The denoised FASTQ files were then aligned to a reference file using BWA-mem31, generating denoised SAM files. All denoised SAM files then underwent SNP calling using the SNP calling pipeline recommended by the Broad Institute32,33,34, and compared to the gold standard call set. We report results for both raw variants and variants filtered under the GATK Best Practices-recommended variant filtering process. For more details regarding the variant calling, filtering and evaluation pipelines, we refer the reader to the Variant calling pipeline section in the Supplementary data.
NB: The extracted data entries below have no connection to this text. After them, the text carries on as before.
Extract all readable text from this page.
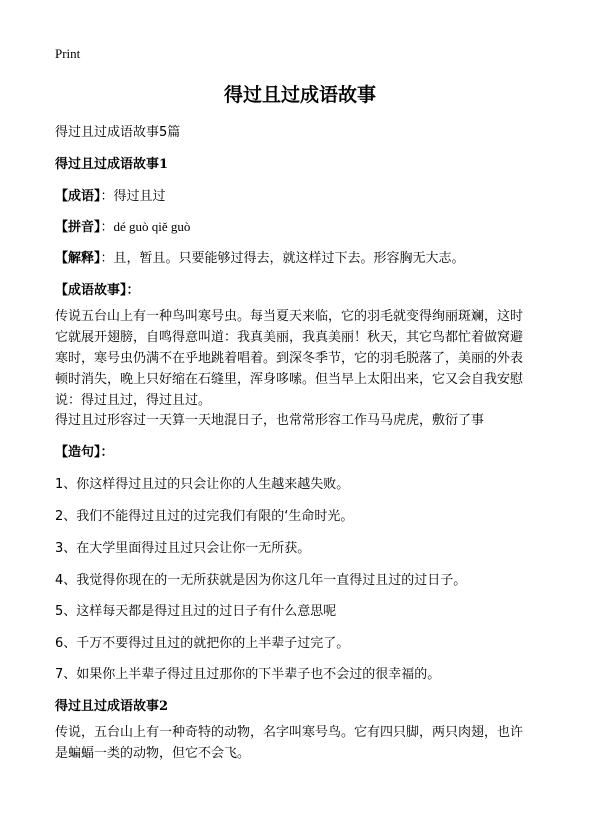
Print
得过且过成语故事
得过且过成语故事5篇
得过且过成语故事1
【成语】：得过且过
【拼音】：dé guò qiě guò
【解释】：且，暂且。只要能够过得去，就这样过下去。形容胸无大志。
【成语故事】：

传说五台山上有一种鸟叫寒号虫。每当夏天来临，它的羽毛就变得绚丽斑斓，这时

它就展开翅膀，自鸣得意叫道：我真美丽，我真美丽！秋天，其它鸟都忙着做窝避

寒时，寒号虫仍满不在乎地跳着唱着。到深冬季节，它的羽毛脱落了，美丽的外表

顿时消失，晚上只好缩在石缝里，浑身哆嗦。但当早上太阳出来，它又会自我安慰

说：得过且过，得过且过。

得过且过形容过一天算一天地混日子，也常常形容工作马马虎虎，敷衍了事
【造句】：
1、你这样得过且过的只会让你的人生越来越失败。
2、我们不能得过且过的过完我们有限的‘生命时光。
3、在大学里面得过且过只会让你一无所获。
4、我觉得你现在的一无所获就是因为你这几年一直得过且过的过日子。
5、这样每天都是得过且过的过日子有什么意思呢
6、千万不要得过且过的就把你的上半辈子过完了。
7、如果你上半辈子得过且过那你的下半辈子也不会过的很幸福的。
得过且过成语故事2

传说，五台山上有一种奇特的动物，名字叫寒号鸟。它有四只脚，两只肉翅，也许

是蝙蝠一类的动物，但它不会飞。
Computational requirements and machine specifications

We ran most experiments on a workstation computer with 12 Intel Xeon cores at 3.4 GHz and 32 GB of RAM, running Linux Ubuntu 14.04.4. SAMDUDE denoising for the chromosome 11 file of data set 3 was run on a different workstation with 80 Intel Deon cores at 2.2 GHz and 504 GB RAM, running CentOS 7.4.1708. Time and peak computational memory requirements for denoising data sets 1, 2 and 3 using SAMDUDE, Musket, RACER, BFCounter and Lighter are summarized in the Supplementary Table 7. In its current manifestation, SAMDUDE generally uses about an order of magnitude more memory than Musket and RACER. This is due to the large number of context histogram vectors that SAMDUDE acquires. SAMDUDE also generally requires about an order of magnitude more runtime than Musket and RACER. This result is not surprising, given that SAMDUDE is currently implemented in Python with no parallelization.